Conversely, there may be radiographic progression in cases of AS axial structural damage, despite the fact that clinical activity is well controlled with a BT [85]. The need for more prolonged BT treatment to delay radiographic progression has recently been described [86]. Nonetheless, there is a strong correlation between disease activity and MRI evidence of sacroiliac or spinal inflammation [71]. Therefore, an axial MRI may assist clinicians when deciding whether or not to discontinue BT in patients with AS.

How can RTX use be optimized?

To optimize the use of RTX in patients with RA, it is advisable to: (i) preferentially treat seropositive forms of the disease [87] (LE 1a, DR A) and (ii) use a tailored dosing schedule according to a treat-to-target strategy based on the TG or relapse definitions (Table 1) [87, 88] (LE 2b, DR B). Although the SPC recommended two 1000-mg infusions 15 days apart (2000 mg), there is evidence that a significant number of patients respond adequately to a single infusion of 1000 mg [89] (LE 1a, DR A) (DAP 9.1, 100%; DAM 7.9, 86%).

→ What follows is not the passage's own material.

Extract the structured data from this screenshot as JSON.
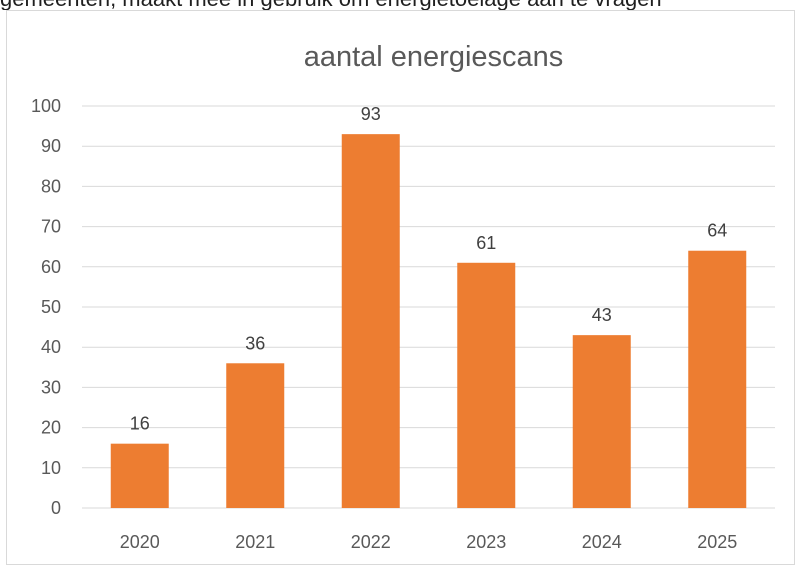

The most recent study involving long-term follow-up in patients treated with RTX during clinical trials included analysis of a subset (n = 627) of patients treated for longer than 5 years, some of whom had been treated for up to 9.5 years (more than 17 cycles) [90]. Bearing in mind that the presence of low immunoglobulin levels was an exclusion criterion in these clinical trials, no significant increases in infections were detected, although there was a tendency towards a reduction in serum IgG levels [90]. The information available on the use of RTX in daily clinical practice (AIR registry from the French Rheumatology Society) suggests that infections are more common in patients with IgG levels <6 g/l, although the presence of pulmonary and cardiac comorbidities, as well as extra-articular RA manifestations, was also associated with an increased risk of infection [50]. Finally, various studies have shown that reduced IgG and IgM levels are associated with cumulative RTX dose, especially in patients with decreased immunoglobulin levels prior to the start of treatment [44, 91].

Based on these preliminary findings, the panel believes RTX to be a safe long-term therapy, although potentially high cumulative doses over short periods have been associated with decreased IgG levels and increased infections in patients with a long history of complications and pulmonary or cardiac comorbidities. One way of improving the risk:benefit ratio is to administer the drug to those patients who present a more pronounced and longer-lasting clinical response. This is more likely to occur in seropositive patients, those who are either RF or ACPA-positive or both [87]. Furthermore, the response should be evaluated 3–4 months post-rituximab infusion. Indeed, in those patients who respond well, it should be administered again once the TG is lost (DAS28 <3.2), without allowing the disease to reach a high activity stage. This approach has proved effective [88] and can reduce the cumulative RTX dose in these patients compared with those receiving the drug regularly every 6 months.

It is true that the efficacy in patient groups treated with 2-g cycles vs those who received only 1 g was quite similar [92]. The efficacy of RTX has been shown to be not so much dependent on the dose used, as on the extent of B-lymphocyte depletion below the detection limit of highly sensitive cytometers (<0.1 × 106 cells/l) [93]. Some patients may require higher doses because the efficacy of B cell depletion appears to depend upon CD16 (a receptor for the Fc fraction of IgG) genetic variants [94-96]. It could be that only patients homozygous for the low-affinity genotype would require high-dose cycles, although this hypothesis would have to be confirmed in controlled studies.

Finally, an increasing number of randomized clinical trials are exploring the efficacy and safety of dose reduction in those patients who have attained their TGs with the standard dose. The results of these trials will help shed some light on the uncertainty surrounding current optimization practices and will contribute towards the inevitable updating of this consensus.